Lufthansa Allegris, bientôt à Montréal
Enfin, la soirée a donné l’occasion au Groupe Lufthansa de souligner l’arrivée imminente de la classe Allegris, qui marquera un autre jalon important dans la liaison du transporteur allemand avec la métropole québécoise.

Prévue pour juillet, l’entrée en scène de cette nouvelle génération de cabines long-courriers du transporteur, introduite en 2024, redéfinira l’offre de Lufthansa chez nous.
Celle-ci se distingue par une personnalisation accrue avec des suites en Première classe, sept options de sièges en Classe Affaires (dont des suites privées), une classe Premium Economy améliorée et une classe Economy modernisée.
Des investissements massifs en cours
Dans la foulée, Christina Meakin a rappelé que Lufthansa continue d’investir massivement dans la rénovation et l’amélioration de son parc aérien, à coups de trois milliards d’euros annuellement.

Christina Meakin, directeure des ventes du Groupe Lufthansa au Canada.
« Ces temps-ci, nous recevons de nouveaux appareils à chaque semaine », a-t-elle souligné, avant de se dire « très fière que le Canada soit l’un des marchés les plus importants du monde pour le Groupe Lufthansa ».
Pour mémoire, celui-ci regroupe Austrian Airlines, Brussels Airlines, Eurowings et Swiss, en plus de Lufthansa, il va sans dire. Le transporteur allemand figure également parmi les membres fondateurs de Star Alliance, aux côtés d’Air Canada notamment.

Christian Wagner, consul général de la République fédérale d’Allemagne à Montréal; Christina Meakin, directeure des ventes du Groupe Lufthansa au Canada; Yves Beauchamp, président directeur général d’ADM – Aéroports de Montréal, et Robert Trudeau, directeur général ventes aux entreprises réseau mondial chez Air Canada.
Pas de craintes pour l’approvisionnement en carburant
Entre deux gorgées de bulles et trois canapés, le directeur des communications du Groupe Lufthansa pour les Amériques, Tal Muscal, a enfin confié à Profession Voyages qu’il se disait optimiste quand à l’approvisionnement en carburant de ses appareils long-courriers, pour la prochaine saison estivale.

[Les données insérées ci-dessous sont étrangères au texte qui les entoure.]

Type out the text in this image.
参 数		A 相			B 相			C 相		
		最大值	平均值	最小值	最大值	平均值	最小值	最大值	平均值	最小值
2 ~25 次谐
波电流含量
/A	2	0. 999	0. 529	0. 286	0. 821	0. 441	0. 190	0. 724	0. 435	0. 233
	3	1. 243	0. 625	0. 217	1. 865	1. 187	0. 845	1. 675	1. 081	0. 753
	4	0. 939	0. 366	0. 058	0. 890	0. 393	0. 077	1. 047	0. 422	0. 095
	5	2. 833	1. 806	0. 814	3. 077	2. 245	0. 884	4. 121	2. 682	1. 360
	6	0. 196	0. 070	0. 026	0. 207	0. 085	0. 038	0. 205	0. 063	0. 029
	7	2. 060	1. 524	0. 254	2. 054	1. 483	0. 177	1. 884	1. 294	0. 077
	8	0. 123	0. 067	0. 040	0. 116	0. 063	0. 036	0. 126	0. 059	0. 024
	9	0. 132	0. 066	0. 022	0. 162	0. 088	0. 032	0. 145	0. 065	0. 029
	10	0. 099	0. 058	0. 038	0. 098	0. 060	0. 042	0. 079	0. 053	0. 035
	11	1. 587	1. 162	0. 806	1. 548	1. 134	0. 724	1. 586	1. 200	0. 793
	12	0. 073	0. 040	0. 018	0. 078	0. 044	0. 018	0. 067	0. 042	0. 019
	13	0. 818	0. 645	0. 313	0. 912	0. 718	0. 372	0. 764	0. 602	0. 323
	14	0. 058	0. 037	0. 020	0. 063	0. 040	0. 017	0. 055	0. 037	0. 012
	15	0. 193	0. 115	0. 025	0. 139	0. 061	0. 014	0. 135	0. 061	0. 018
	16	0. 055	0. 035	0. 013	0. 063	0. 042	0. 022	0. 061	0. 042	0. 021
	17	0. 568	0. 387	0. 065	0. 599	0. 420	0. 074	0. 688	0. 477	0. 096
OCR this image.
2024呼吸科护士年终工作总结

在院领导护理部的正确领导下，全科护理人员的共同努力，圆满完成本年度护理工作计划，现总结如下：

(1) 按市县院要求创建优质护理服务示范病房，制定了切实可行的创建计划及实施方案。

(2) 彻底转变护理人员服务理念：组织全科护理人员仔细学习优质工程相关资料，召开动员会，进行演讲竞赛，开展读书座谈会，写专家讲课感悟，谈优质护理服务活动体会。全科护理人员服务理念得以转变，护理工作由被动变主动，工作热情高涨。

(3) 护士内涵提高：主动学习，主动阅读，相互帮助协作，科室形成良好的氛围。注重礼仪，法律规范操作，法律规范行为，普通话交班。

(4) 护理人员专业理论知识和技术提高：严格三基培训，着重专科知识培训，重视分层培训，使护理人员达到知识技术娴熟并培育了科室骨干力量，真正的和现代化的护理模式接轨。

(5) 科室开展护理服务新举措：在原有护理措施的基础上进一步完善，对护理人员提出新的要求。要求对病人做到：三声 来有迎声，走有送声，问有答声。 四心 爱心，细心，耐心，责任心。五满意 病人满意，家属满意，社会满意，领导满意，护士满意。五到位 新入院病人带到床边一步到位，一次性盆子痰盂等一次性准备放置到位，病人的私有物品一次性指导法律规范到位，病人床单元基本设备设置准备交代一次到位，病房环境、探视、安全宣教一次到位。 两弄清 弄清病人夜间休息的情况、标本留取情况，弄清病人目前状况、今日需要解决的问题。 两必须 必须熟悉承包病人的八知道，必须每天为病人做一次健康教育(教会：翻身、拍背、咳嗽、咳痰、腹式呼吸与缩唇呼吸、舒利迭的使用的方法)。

« Avec la décision que nous avons prise de couper 20 000 vols court-courriers l’été prochain, je suis confiant que nous ne serons pas confrontés à une pénurie, y compris pour les vols de retour », estime-t-il, en faisant référence à la préoccupation de certains experts qui craignent que certains voyageurs puissent se rendre en Europe l’été prochain, mais peinent à en revenir par la suite.
« Il faut se rappeler que même si 20 % du pétrole mondial transite par le détroit d’Ormuz, tout le reste provient d’ailleurs, et nous avons plusieurs sources d’approvisionnement », de conclure M. Muscal.